Devletler hukukuna göre tazminat, bir devletin uluslararası hukuk ihlalini telafi etmek için yaptığı ödeme olarak tanımlanıyor. Bu ihlal, hukuka aykırı bir saldırı şeklinde olabileceği gibi savaşın ilerleyen safhalarında işlenen bir suçu da kapsıyor. Uzun yıllar boyunca bu konuda ilk söz hakkı, savaşı kazanan tarafa aitti: Galip devlet, savaş tazminatının miktar ve koşullarını belirleyebiliyordu. Savaşın kimin tarafından başlatıldığı, bir saldırı ya da savunma savaşı olması gibi etkenler ise dikkate alınmıyordu.
Birleşmiş Milletler Şartı
Tüm bunlar İkinci Dünya Savaşı’ndan sonra ihdas edilen Birleşmiş Milletler Şartı’nın, saldırı savaşlarını ilkesel olarak yasaklamasıyla değişti ve güç kullanımına ilişkin kapsamlı yasak yürürlüğe girdi. Müteakip yıllarda, savaşların gerçek nedenlerinin ancak uzun yıllar sonra tam olarak ortaya çıkabileceği ve failin sorumluluk almaması halinde adaletsizliğin asla giderilemeyeceği gibi maddeler de eklendi.
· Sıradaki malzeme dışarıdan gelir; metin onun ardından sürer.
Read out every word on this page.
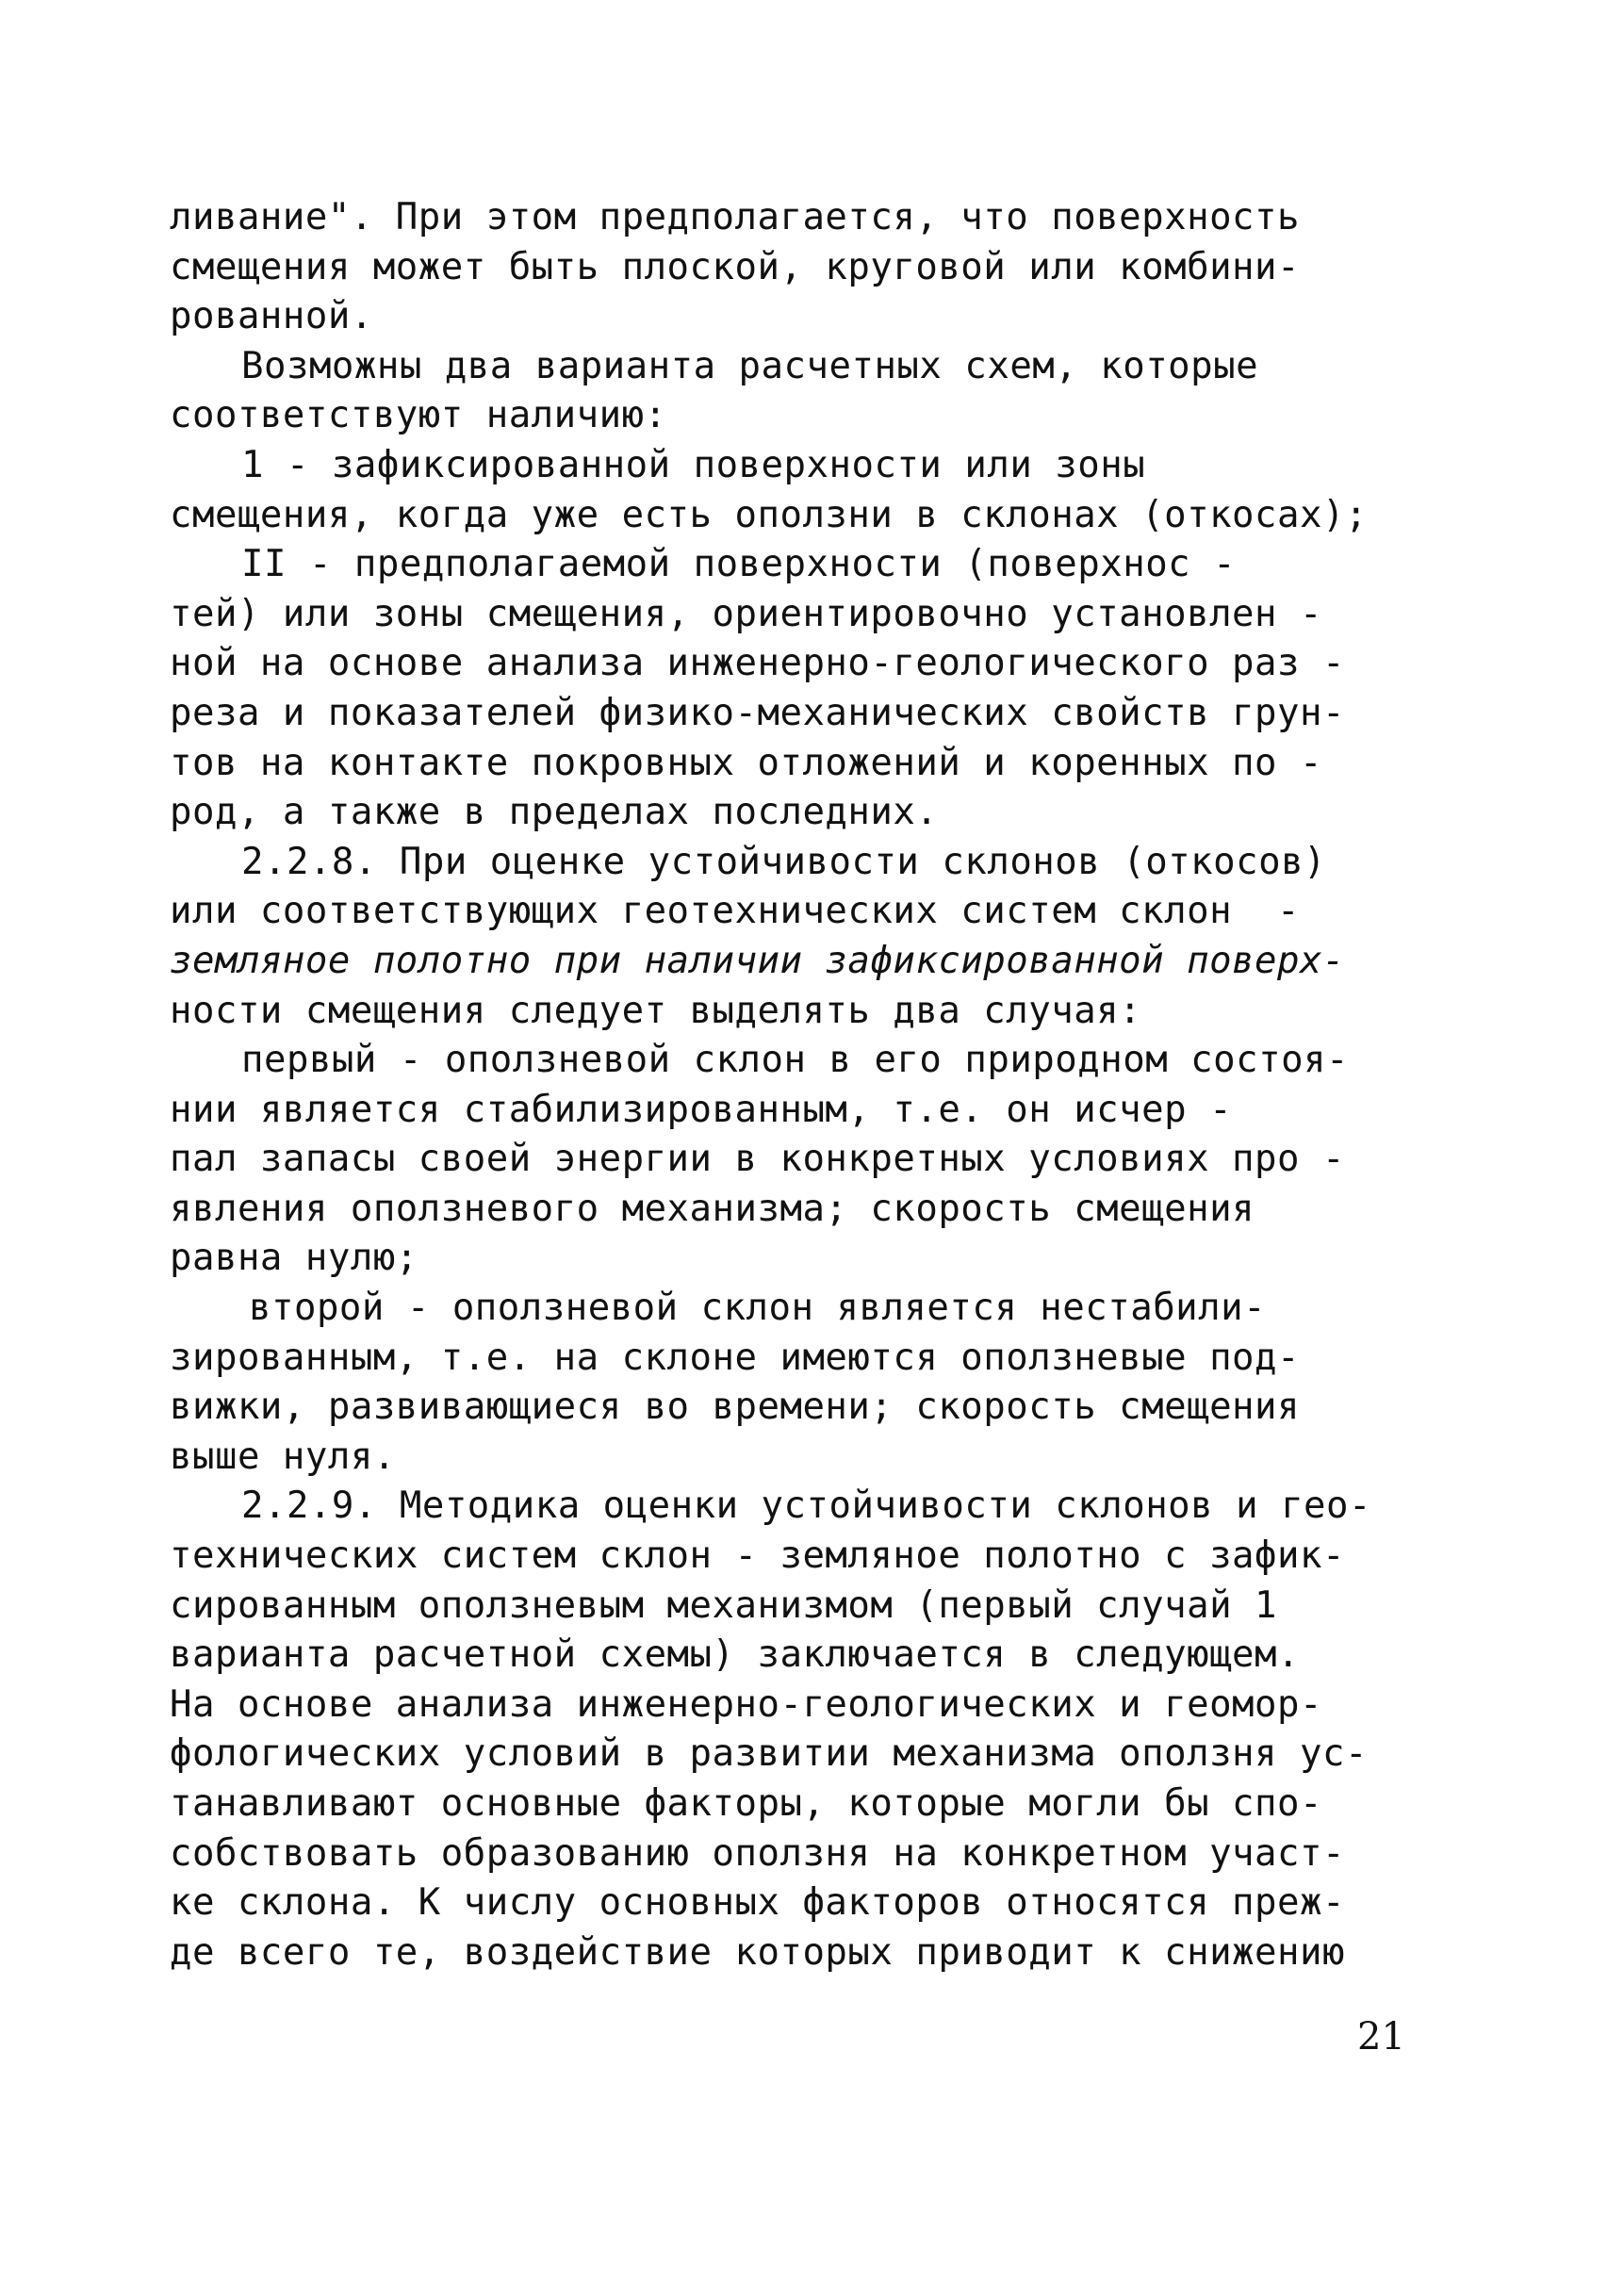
ливание". При этом предполагается, что поверхность
смещения может быть плоской, круговой или комбини-
рованной.

Возможны два варианта расчетных схем, которые
соответствуют наличию:

1 - зафиксированной поверхности или зоны
смещения, когда уже есть оползни в склонах (откосах);

II - предполагаемой поверхности (поверхнос -
тей) или зоны смещения, ориентировочно установлен -
ной на основе анализа инженерно-геологического раз -
реза и показателей физико-механических свойств грун-
тов на контакте покровных отложений и коренных по -
род, а также в пределах последних.

2.2.8. При оценке устойчивости склонов (откосов)
или соответствующих геотехнических систем склон  -
земляное полотно при наличии зафиксированной поверх-
ности смещения следует выделять два случая:

первый - оползневой склон в его природном состоя-
нии является стабилизированным, т.е. он исчер -
пал запасы своей энергии в конкретных условиях про -
явления оползневого механизма; скорость смещения
равна нулю;

второй - оползневой склон является нестабили-
зированным, т.е. на склоне имеются оползневые под-
вижки, развивающиеся во времени; скорость смещения
выше нуля.

2.2.9. Методика оценки устойчивости склонов и гео-
технических систем склон - земляное полотно с зафик-
сированным оползневым механизмом (первый случай 1
варианта расчетной схемы) заключается в следующем.
На основе анализа инженерно-геологических и геомор-
фологических условий в развитии механизма оползня ус-
танавливают основные факторы, которые могли бы спо-
собствовать образованию оползня на конкретном участ-
ке склона. К числу основных факторов относятся преж-
де всего те, воздействие которых приводит к снижению

21
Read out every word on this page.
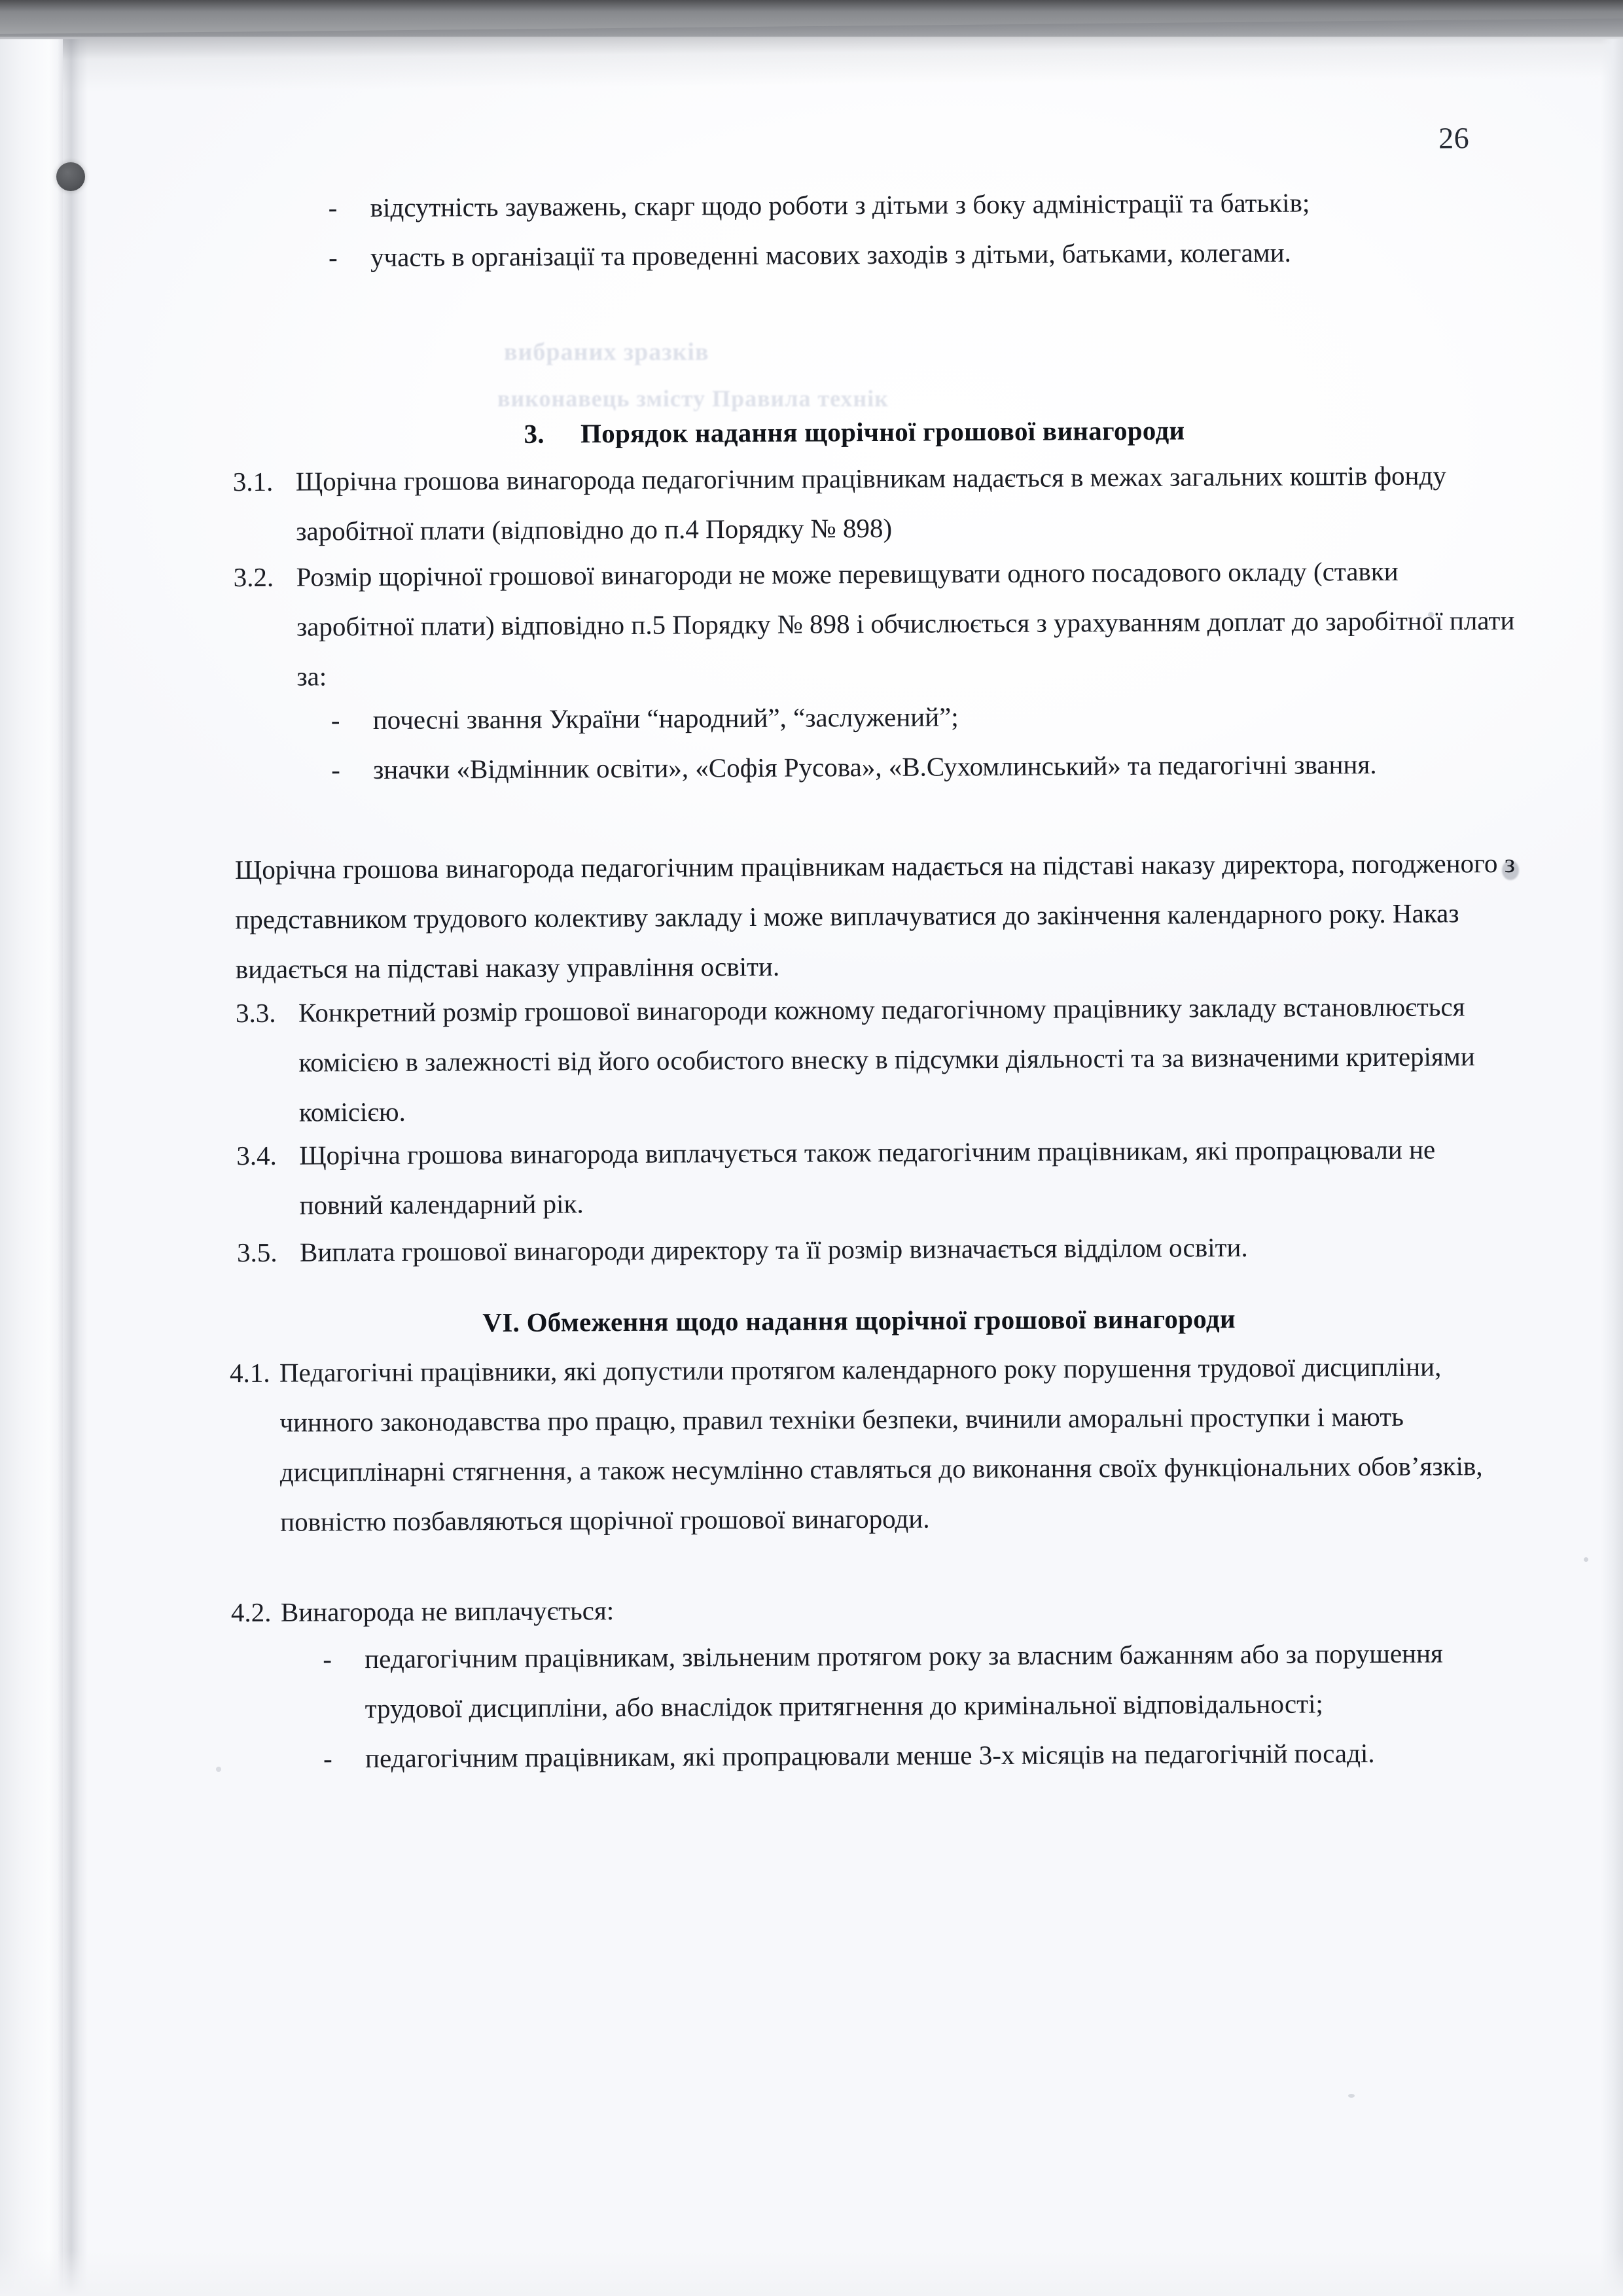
вибраних зразків
виконавець змісту Правила технік
26
-	відсутність зауважень, скарг щодо роботи з дітьми з боку адміністрації та батьків;
-	участь в організації та проведенні масових заходів з дітьми, батьками, колегами.
3. Порядок надання щорічної грошової винагороди
3.1. Щорічна грошова винагорода педагогічним працівникам надається в межах загальних коштів фонду заробітної плати (відповідно до п.4 Порядку № 898)
3.2. Розмір щорічної грошової винагороди не може перевищувати одного посадового окладу (ставки заробітної плати) відповідно п.5 Порядку № 898 і обчислюється з урахуванням доплат до заробітної плати за:
-	почесні звання України “народний”, “заслужений”;
-	значки «Відмінник освіти», «Софія Русова», «В.Сухомлинський» та педагогічні звання.
Щорічна грошова винагорода педагогічним працівникам надається на підставі наказу директора, погодженого з представником трудового колективу закладу і може виплачуватися до закінчення календарного року. Наказ видається на підставі наказу управління освіти.
3.3. Конкретний розмір грошової винагороди кожному педагогічному працівнику закладу встановлюється комісією в залежності від його особистого внеску в підсумки діяльності та за визначеними критеріями комісією.
3.4. Щорічна грошова винагорода виплачується також педагогічним працівникам, які пропрацювали не повний календарний рік.
3.5. Виплата грошової винагороди директору та її розмір визначається відділом освіти.
VI. Обмеження щодо надання щорічної грошової винагороди
4.1. Педагогічні працівники, які допустили протягом календарного року порушення трудової дисципліни, чинного законодавства про працю, правил техніки безпеки, вчинили аморальні проступки і мають дисциплінарні стягнення, а також несумлінно ставляться до виконання своїх функціональних обов’язків, повністю позбавляються щорічної грошової винагороди.
4.2. Винагорода не виплачується:
-	педагогічним працівникам, звільненим протягом року за власним бажанням або за порушення трудової дисципліни, або внаслідок притягнення до кримінальної відповідальності;
-	педагогічним працівникам, які пропрацювали менше 3-х місяців на педагогічній посаді.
Birinci Dünya Savaşı sonrası Almanya
Birinci Dünya Savaşı’nın sona ermesinin ardından Alman İmparatorluğu, Versay Barış Antlaşması uyarınca 20 milyar altın mark tazminat ödemekle yükümlü kılınmıştı. Bu miktar, bugünkü hesapla yaklaşık 100 milyar euroya tekabül ediyor. Buna ek olarak, Alman ticaret filosunun yüzde 90’ının, galip İttifak devletlerine teslim edilmesi gerekiyordu. Müttefik devletler ayrıca daha fazla para talep etti. Sonunda faiziyle birlikte 132 milyar altın marklık bir meblağ üzerinde anlaşmaya varıldı. Almanya, söz konusu savaş borcunu 2010 yılına kadar ödemeye devam etti.
İkinci Dünya Savaşı’ndan sonra Almanya
İkinci Dünya Savaşı’ndan sonra da Almanya, galip devletler tarafından tazminat ödemekle yükümlü kılındı. Ancak Birinci Dünya Savaşı’ndaki Versay Antlaşması’ndan farklı olarak bu kez ortada bir barış antlaşması yoktu. İttifak devletlerini oluşturan ABD, Fransa ve İngiltere’nin önceliği, çiçeği burnundaki Batı Almanya devletinin güçlenmesiydi. Zira, savaş sonrası oluşan Doğu Bloku’ndaki Sovyet etki alanına karşı bir tampon olarak Batı Almanya’ya ihtiyaçları vardı.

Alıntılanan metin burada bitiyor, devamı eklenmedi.